2.On 13 january we see the lowest conversion , there might be some factor to it, but since the difference is not that high, we can’t make out any deduction.
Let’s see if country has any role to play in terms of conversion. Importing countries dataset.
country= read.csv("countries.csv")
table(country$country)
##
## CA UK US
## 14499 72466 203619
Most of the users belong to United states
merging the two datasets by user_id.

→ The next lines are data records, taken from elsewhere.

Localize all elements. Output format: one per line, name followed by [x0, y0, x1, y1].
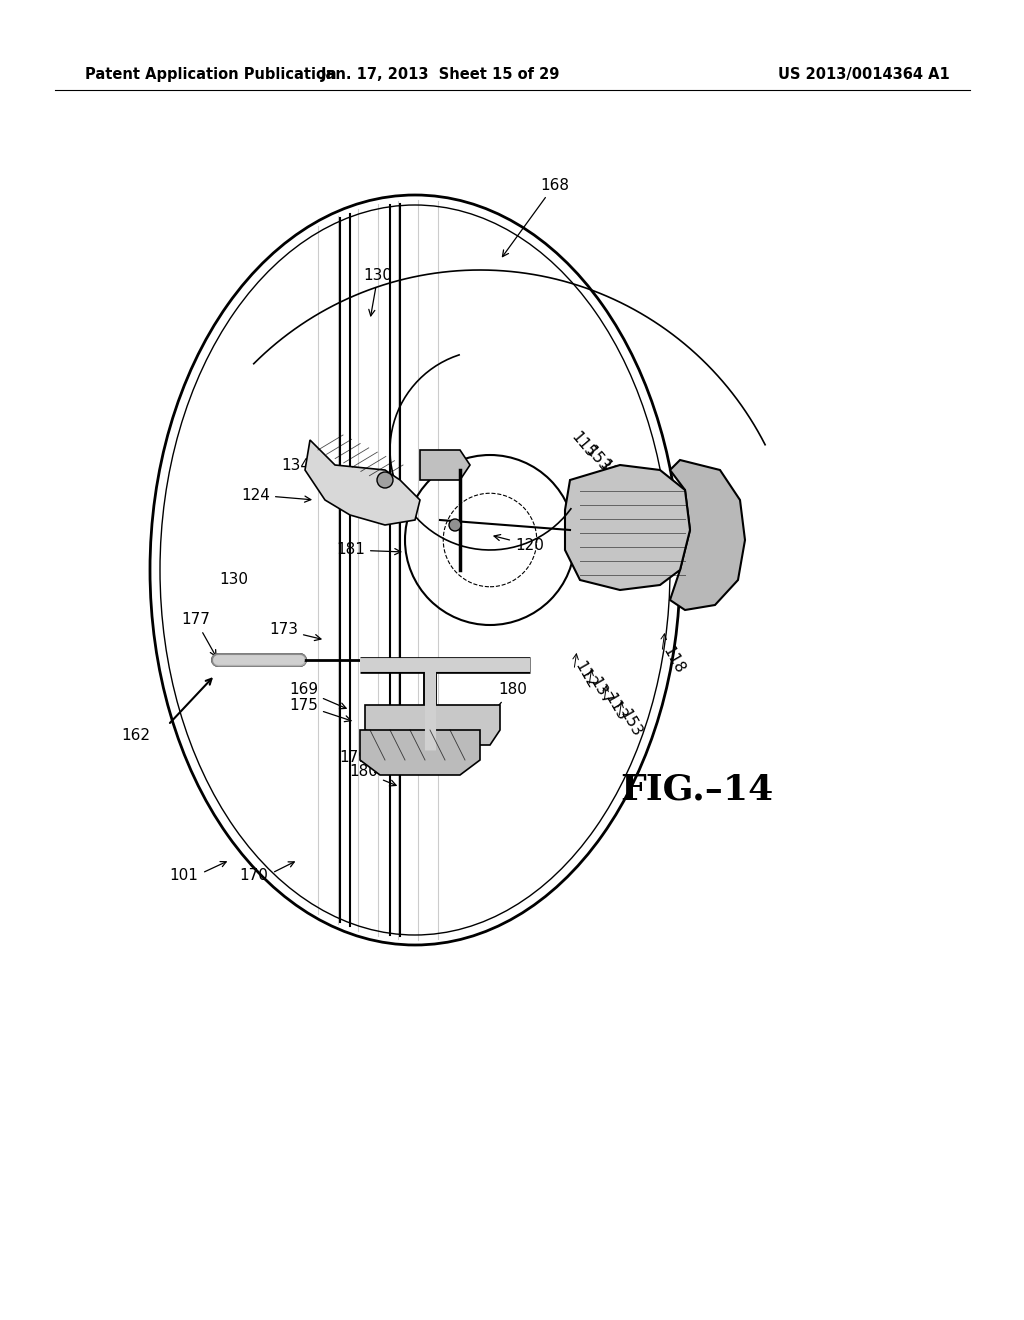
- Text: 181: 181: [336, 543, 400, 557]
- Polygon shape: [305, 440, 420, 525]
- Text: 179: 179: [339, 750, 381, 774]
- Text: Patent Application Publication: Patent Application Publication: [85, 67, 337, 82]
- Text: 101: 101: [169, 867, 198, 883]
- Text: 170: 170: [240, 867, 268, 883]
- Text: 173: 173: [269, 623, 321, 640]
- Text: 118: 118: [660, 644, 687, 676]
- Text: 180: 180: [349, 764, 396, 785]
- Text: 162: 162: [121, 727, 150, 742]
- Text: 103: 103: [610, 471, 640, 503]
- Text: FIG.–14: FIG.–14: [620, 774, 773, 807]
- Text: 134: 134: [281, 458, 341, 477]
- Text: 124: 124: [241, 487, 311, 503]
- Text: 113: 113: [602, 690, 630, 723]
- Text: Jan. 17, 2013  Sheet 15 of 29: Jan. 17, 2013 Sheet 15 of 29: [321, 67, 560, 82]
- Text: 153: 153: [582, 444, 612, 475]
- Text: 130: 130: [219, 573, 248, 587]
- Polygon shape: [670, 459, 745, 610]
- Circle shape: [377, 473, 393, 488]
- Polygon shape: [420, 450, 470, 480]
- Polygon shape: [365, 705, 500, 744]
- Text: 120: 120: [494, 535, 544, 553]
- Text: 168: 168: [503, 177, 569, 256]
- Text: 180: 180: [493, 682, 527, 711]
- Polygon shape: [565, 465, 690, 590]
- Circle shape: [449, 519, 461, 531]
- Text: 130: 130: [364, 268, 392, 315]
- Text: 112: 112: [572, 659, 599, 692]
- Text: US 2013/0014364 A1: US 2013/0014364 A1: [778, 67, 950, 82]
- Text: 175: 175: [289, 697, 351, 722]
- Text: 153: 153: [617, 706, 644, 739]
- Text: 114: 114: [596, 457, 626, 488]
- Text: 169: 169: [289, 682, 346, 709]
- Polygon shape: [360, 730, 480, 775]
- Text: 137: 137: [587, 675, 614, 708]
- Text: 177: 177: [181, 612, 216, 656]
- Text: 115: 115: [568, 429, 598, 461]
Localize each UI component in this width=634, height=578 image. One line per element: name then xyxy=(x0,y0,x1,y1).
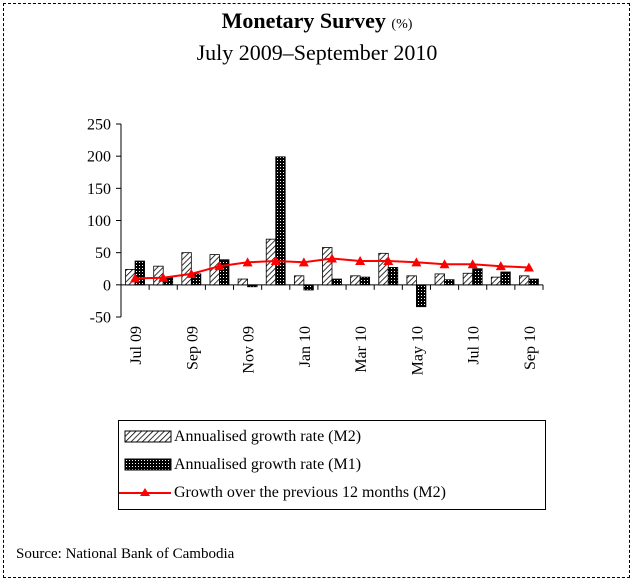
bar-m1 xyxy=(275,156,286,286)
line-marker xyxy=(523,262,534,272)
bar-m1 xyxy=(331,278,342,286)
bar-m1 xyxy=(444,279,455,286)
x-tick-label: Nov 09 xyxy=(241,326,258,374)
y-tick-label: 50 xyxy=(95,245,111,262)
bar-m1 xyxy=(190,273,202,286)
line-marker xyxy=(214,261,225,271)
bar-m2 xyxy=(293,275,305,286)
bar-m2 xyxy=(378,252,389,286)
legend-label-m2-yoy: Growth over the previous 12 months (M2) xyxy=(174,484,446,501)
line-marker xyxy=(467,259,478,269)
bar-m2 xyxy=(490,276,502,286)
legend-label-m2: Annualised growth rate (M2) xyxy=(174,428,362,445)
bar-m1 xyxy=(500,271,511,286)
bar-m2 xyxy=(181,252,192,286)
ticks-layer: Jul 09 Sep 09 Nov 09 Jan 10 Mar 10 May 10 Jul … xyxy=(128,326,539,375)
line-marker xyxy=(495,261,506,271)
bar-m1 xyxy=(134,260,145,286)
line-marker xyxy=(355,256,366,266)
bar-m1 xyxy=(359,276,371,286)
line-marker xyxy=(158,272,169,282)
legend-swatch-m2 xyxy=(124,430,172,443)
bar-m1 xyxy=(303,284,314,291)
bar-m1 xyxy=(415,284,427,308)
source-note: Source: National Bank of Cambodia xyxy=(16,546,235,562)
axes-layer: -50 0 50 100 150 200 250 xyxy=(87,117,544,327)
legend-label-m1: Annualised growth rate (M1) xyxy=(174,456,362,473)
y-tick-label: 200 xyxy=(87,149,111,166)
y-tick-label: -50 xyxy=(90,310,111,327)
legend: Annualised growth rate (M2) Annualised g… xyxy=(118,420,546,510)
y-tick-label: 150 xyxy=(87,181,111,198)
x-tick-label: May 10 xyxy=(409,326,426,375)
bar-m1 xyxy=(219,259,230,286)
bar-m1 xyxy=(387,267,399,286)
line-marker xyxy=(270,256,281,266)
title-line: Monetary Survey (%) xyxy=(0,8,634,38)
line-marker xyxy=(298,257,309,267)
line-layer xyxy=(130,253,534,283)
line-marker xyxy=(383,256,394,266)
line-marker xyxy=(411,257,422,267)
legend-swatch-m1 xyxy=(124,458,172,471)
legend-item-m1: Annualised growth rate (M1) xyxy=(119,453,545,477)
bar-m2 xyxy=(350,275,361,286)
bar-m2 xyxy=(237,278,249,286)
bar-m2 xyxy=(322,247,333,286)
bar-m1 xyxy=(528,278,539,286)
line-marker xyxy=(439,259,450,269)
bar-m2 xyxy=(434,273,445,286)
chart-title: Monetary Survey xyxy=(221,8,386,33)
y-tick-label: 0 xyxy=(103,277,111,294)
line-marker xyxy=(242,257,253,267)
line-marker xyxy=(186,268,197,278)
legend-item-m2: Annualised growth rate (M2) xyxy=(119,425,545,449)
x-tick-label: Jul 09 xyxy=(128,326,145,365)
x-tick-label: Sep 10 xyxy=(522,326,539,370)
line-marker xyxy=(327,253,337,263)
x-tick-label: Jan 10 xyxy=(297,326,314,367)
chart-header: Monetary Survey (%) July 2009–September … xyxy=(0,8,634,68)
legend-swatch-line xyxy=(119,488,171,496)
bar-m2 xyxy=(462,272,474,286)
x-tick-label: Mar 10 xyxy=(353,326,370,373)
x-tick-label: Jul 10 xyxy=(466,326,483,365)
bars-layer xyxy=(125,156,539,308)
legend-item-m2-yoy: Growth over the previous 12 months (M2) xyxy=(119,481,545,505)
chart-title-unit: (%) xyxy=(391,17,413,32)
line-marker xyxy=(130,273,141,283)
chart-subtitle: July 2009–September 2010 xyxy=(196,40,438,65)
x-tick-label: Sep 09 xyxy=(184,326,201,370)
bar-m1 xyxy=(472,268,483,286)
bar-m1 xyxy=(247,284,258,288)
y-tick-label: 250 xyxy=(87,117,111,134)
y-tick-label: 100 xyxy=(87,213,111,230)
bar-m2 xyxy=(519,275,530,286)
bar-m2 xyxy=(406,275,417,286)
chart-plot: -50 0 50 100 150 200 250 Jul 09 Sep 09 Nov 09 Jan… xyxy=(87,117,544,375)
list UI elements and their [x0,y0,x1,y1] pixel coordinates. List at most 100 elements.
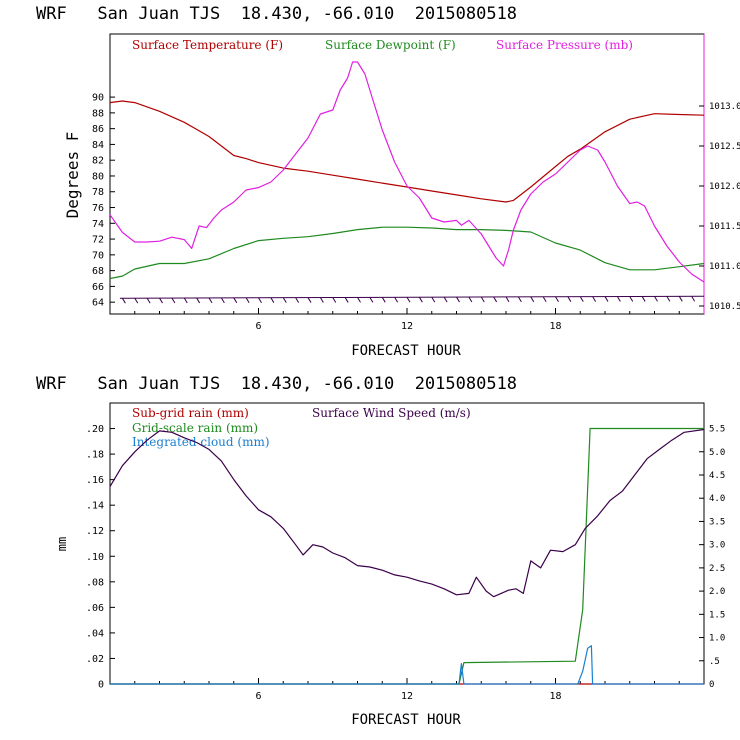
chart1-y2-tick-label-1012-0: 1012.0 [709,182,740,192]
wind-barb [171,297,176,304]
legend-surface-temperature: Surface Temperature (F) [132,38,283,52]
chart2-x-tick-label-18: 18 [549,691,561,702]
wind-barb [579,296,584,302]
legend-sub-grid-rain: Sub-grid rain (mm) [132,406,249,420]
chart2-x-tick-label-6: 6 [255,691,261,702]
chart2-y-tick-label-12: .12 [86,526,104,537]
chart2-title: WRF San Juan TJS 18.430, -66.010 2015080… [36,374,517,394]
wind-barb [616,296,621,302]
wind-barb [567,296,572,302]
series-surface-dewpoint-f-line [109,226,705,280]
chart2-y-tick-label-04: .04 [86,628,104,639]
wind-barb [282,297,287,303]
wind-barb [592,296,597,302]
wind-barb [493,296,498,303]
wind-barb [456,296,460,303]
chart1-y-tick-label-88: 88 [92,108,104,119]
chart2-y-tick-label-20: .20 [86,424,104,435]
chart1-plot-frame [109,33,705,315]
chart2-y-tick-label-0: 0 [98,680,104,691]
wind-barb [505,296,510,303]
chart1-y2-tick-label-1011-5: 1011.5 [709,222,740,232]
chart2-y-tick-label-18: .18 [86,450,104,461]
chart2-x-tick-label-12: 12 [401,691,413,702]
chart2-y2-tick-label-2-0: 2.0 [709,587,725,597]
chart2-y2-tick-label-2-5: 2.5 [709,564,725,574]
wind-barb [319,297,324,303]
series-surface-pressure-mb-line [109,61,705,283]
wind-barbs [119,295,705,304]
chart1-y-tick-label-78: 78 [92,187,104,198]
wind-barb [691,296,696,302]
chart1-y-tick-label-68: 68 [92,266,104,277]
wind-barb [678,296,683,302]
wind-barb [406,296,411,303]
wind-barb [555,296,559,302]
series-surface-temperature-f-line [109,100,705,203]
chart1-x-tick-label-6: 6 [255,321,261,332]
wind-barb [468,296,473,303]
wind-barb [220,297,225,304]
chart1-y-tick-label-90: 90 [92,93,104,104]
wind-barb [654,296,658,302]
wind-barb [530,296,535,303]
wind-barb [542,296,547,303]
chart1-x-tick-label-12: 12 [401,321,413,332]
chart1-x-tick-label-18: 18 [549,321,561,332]
series-grid-scale-rain-mm-line [110,427,704,685]
legend-surface-dewpoint: Surface Dewpoint (F) [325,38,456,52]
chart1-y-tick-label-76: 76 [92,203,104,214]
wind-barb [443,296,448,303]
chart2-y-axis-label: mm [55,537,69,551]
wind-barb [394,297,399,303]
wind-barb [431,296,436,303]
legend-grid-scale-rain: Grid-scale rain (mm) [132,421,258,435]
wind-barb [233,297,238,304]
chart1-y2-tick-label-1012-5: 1012.5 [709,142,740,152]
wind-barb [307,297,312,303]
chart1-y-tick-label-80: 80 [92,171,104,182]
wind-barb [208,297,213,304]
chart1-y-tick-label-82: 82 [92,156,104,167]
wind-barb [517,296,522,303]
chart1-y2-tick-label-1011-0: 1011.0 [709,262,740,272]
series-surface-wind-speed-m-s-line [109,428,705,598]
chart2-y2-tick-label-4-0: 4.0 [709,494,725,504]
wind-barb [270,297,275,303]
chart1-y2-tick-label-1013-0: 1013.0 [709,102,740,112]
chart2-y-tick-label-10: .10 [86,552,104,563]
wind-barb [295,297,300,303]
chart2-y-tick-label-06: .06 [86,603,104,614]
chart1-y-tick-label-72: 72 [92,235,104,246]
chart2-y2-tick-label-3-0: 3.0 [709,541,725,551]
wind-barb [258,297,262,303]
chart2-x-axis-label: FORECAST HOUR [351,712,461,728]
wind-barb [121,297,126,304]
series-integrated-cloud-mm-line [110,645,704,685]
chart2-y2-tick-label-1-5: 1.5 [709,610,725,620]
legend-surface-pressure: Surface Pressure (mb) [496,38,633,52]
chart1-y-tick-label-86: 86 [92,124,104,135]
chart2-y2-tick-label-0: 0 [709,680,714,690]
wind-barb [604,296,609,302]
wind-barb [344,297,349,303]
chart1-title: WRF San Juan TJS 18.430, -66.010 2015080… [36,4,517,24]
chart2-y-tick-label-08: .08 [86,577,104,588]
wind-barb [134,297,139,304]
chart2-y2-tick-label-5-5: 5.5 [709,425,725,435]
chart2-y-tick-label-16: .16 [86,475,104,486]
chart1-y-tick-label-74: 74 [92,219,104,230]
chart1-y2-tick-label-1010-5: 1010.5 [709,302,740,312]
chart2-y2-tick-label-3-5: 3.5 [709,517,725,527]
wind-barb [159,297,163,304]
chart2-y2-tick-label-5: .5 [709,657,720,667]
chart1-x-axis-label: FORECAST HOUR [351,343,461,359]
wind-barb [381,297,386,303]
chart2-y-tick-label-02: .02 [86,654,104,665]
wind-barb [245,297,250,304]
legend-surface-wind-speed: Surface Wind Speed (m/s) [312,406,471,420]
wind-barb [666,296,671,302]
chart1-y-axis-label: Degrees F [63,132,82,219]
chart2-y2-tick-label-4-5: 4.5 [709,471,725,481]
wind-barb [369,297,374,303]
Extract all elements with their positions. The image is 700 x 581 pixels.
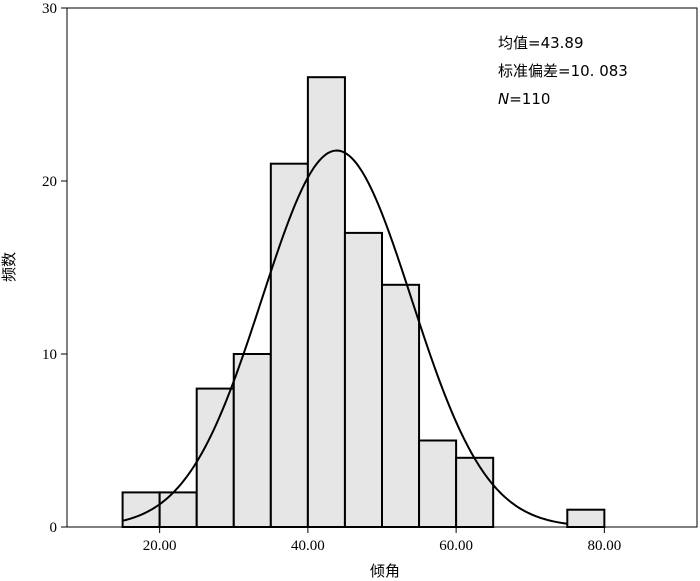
histogram-bar — [566, 508, 606, 529]
histogram-bar — [158, 491, 198, 528]
x-tick-label: 80.00 — [587, 538, 621, 554]
x-tick-label: 60.00 — [439, 538, 473, 554]
stat-n: N=110 — [498, 90, 550, 108]
histogram-bar — [418, 439, 458, 528]
histogram-bar — [455, 456, 495, 528]
x-axis-title: 倾角 — [370, 562, 400, 580]
histogram-bar — [121, 491, 161, 528]
x-tick-label: 20.00 — [143, 538, 177, 554]
stat-mean: 均值=43.89 — [498, 34, 584, 52]
y-tick-label: 0 — [50, 520, 58, 536]
normal-curve — [122, 149, 568, 525]
y-axis-ticks: 0 10 20 30 — [42, 1, 67, 536]
stat-n-value: =110 — [509, 90, 550, 108]
y-axis-title: 频数 — [0, 252, 18, 282]
histogram-bar — [343, 231, 383, 528]
histogram-bar — [381, 283, 421, 528]
stat-std-dev: 标准偏差=10. 083 — [498, 62, 628, 80]
y-tick-label: 20 — [42, 174, 57, 190]
x-axis-ticks: 20.00 40.00 60.00 80.00 — [143, 527, 621, 554]
y-tick-label: 30 — [42, 1, 57, 17]
histogram-bar — [232, 353, 272, 528]
histogram-bar — [195, 387, 235, 528]
stat-n-symbol: N — [498, 90, 509, 108]
histogram-bar — [306, 76, 346, 528]
histogram-bar — [269, 162, 309, 528]
y-tick-label: 10 — [42, 347, 57, 363]
histogram-bars — [121, 76, 606, 529]
x-tick-label: 40.00 — [291, 538, 325, 554]
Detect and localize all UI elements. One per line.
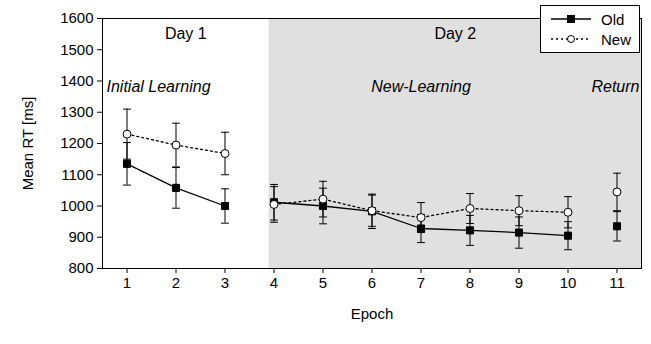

Interesting thing is that the difference between the countries dataset rows and dataset rows will give us the exact number of duplicates we have in our user_id, Because all the duplicates are because of the same users visiting the link again and again.
dataset=dataset %>%
left_join(country,by= c("user_id"="user_id"))
arranging the columns
dataset = dataset[c(1,8,3,4,2,6,7,5)]
checking if there is any correlation between the Country and total conversion.
Using group_by function to group the data by country first than by landing_page Using summarize function to calculate sum of all the conversion arranging the whole dataframe into ascending order of total conversion.
countryconversion = dataset %>%
group_by(country,landing_page) %>%
dplyr::summarize(totalconversion = sum(converted))%>%
arrange(totalconversion)
## `summarise()` has grouped output by 'country'. You can override using the `.groups` argument.
Plotting a stacked bar graph between country and total conversion . Filling it up with type of landing page
ggplot(countryconversion)+aes(x=country,y=totalconversion,fill=landing_page)+geom_bar(stat="identity")
Finding :
1.Obviously the total conversion in US is highest since most of the emails were sent to US.
2.In case of types of pages in all 3 countries, both of the pages are performing nearly equally.
3.So our NULL hypothesis seems to be true.
Using aggregate function to group by country than further group by landing page and than by hour to see the total conversion in each category
group = aggregate (converted ~ country+landing_page+hour,dataset,sum)
(head(group))
## country landing_page hour converted
## 1 CA new_page 0 37
## 2 UK new_page 0 161
## 3 US new_page 0 534
## 4 CA old_page 0 37
## 5 UK old_page 0 175
## 6 US old_page 0 508
ggplot(group)+aes(x=country,y=converted,fill=hour)+geom_bar(stat="identity")
Conclusion :
1.We accept the NULL hypothesis, since there isn’t ,much of difference seen between the total conversion between the old_page and new_page.
2.It is recommended to send the email at 6-7 pm, 12-1 pm, 9-10 AM to get the maximum conversion.
3.Date doesn’t have much of role to play in conversion.
4.So the conversion rate is more or less the same in both pages.